İmam-ı Ebu Yusuf hazretleri “rahmetullahi aleyh”, yoğun olarak ilim tahsil ettiği yıllarda hastalandı bir gün.
Ve gittikçe ağırlaştı.
Öyle ki, iyi olma ümidi kalmamıştı artık.
Hatta nefes almaz bir hale gelmişti ki, bir yakını İmam-ı azam hazretlerine giderek;
- Efendim, İmam-ı Ebu Yusuf bu akşam vefat etti, diye haber verdi.
Hazret-i İmam, hiç tereddüt etmeden;
- Hayır, vefat etmemiştir, buyurdu.
Adam tekrar etti sözünü:
- Maalesef efendim, bu akşam, falan saatte vefat etti.

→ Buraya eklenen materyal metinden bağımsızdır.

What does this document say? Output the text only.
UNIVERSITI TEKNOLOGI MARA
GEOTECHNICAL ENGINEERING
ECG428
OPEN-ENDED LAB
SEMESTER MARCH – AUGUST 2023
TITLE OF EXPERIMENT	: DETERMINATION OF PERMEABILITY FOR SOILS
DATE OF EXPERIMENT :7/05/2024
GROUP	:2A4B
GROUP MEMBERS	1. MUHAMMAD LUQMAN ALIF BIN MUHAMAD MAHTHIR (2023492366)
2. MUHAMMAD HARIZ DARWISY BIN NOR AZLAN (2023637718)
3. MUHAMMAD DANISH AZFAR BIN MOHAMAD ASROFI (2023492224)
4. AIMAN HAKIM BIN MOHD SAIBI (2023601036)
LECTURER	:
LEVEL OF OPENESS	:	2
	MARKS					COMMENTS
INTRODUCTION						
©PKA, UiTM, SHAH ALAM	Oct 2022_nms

- Yok kardeşim, O vefat etmemiştir.
Adam dönüp eve geldiğinde, Ebu Yusuf hazretlerinin “rahmetullahi aleyh” yaşadığını öğrendi gerçekten.
Nasıl anladınız?
Tekrar hazret-i İmama gelip;
- Efendim, siz Ebu Yusuf hazretlerinin ölmediğini nasıl anladınız? diye sordu.
Cevabında;
- Çünkü O, ilme çok çalıştı, çok gayret gösterdi. Onun meyvelerini almadan ölmez, buyurdu.
Hakikaten İmam-ı Ebu Yusuf hazretleri, İmam-ı azam hazretlerinin ilmini yaymakla meşhur oldu.
Bu hususta ilk kitap yazan da Odur.
Salih Müslüman ise
Bir gün, bu zata;
- Efendim, her Müslüman, ölürken Peygamber efendimizi “aleyhisselam” görecekmiş, öyle mi efendim? diye sordular.
Cevabında;
- Evet, salih bir Müslüman, ölmeden önce muhakkak Peygamberimizi “aleyhisselam” görür, konuşur, Kevser havuzundan içer, buyurdu.
- Salih Müslüman olmak için ne lazım peki efendim?
- İslamiyet’i bilmek ve bildikleriyle amel etmek lazım. Mesela beş vakit namaz çok mühimdir. Kılmayan, salih Müslüman olamaz.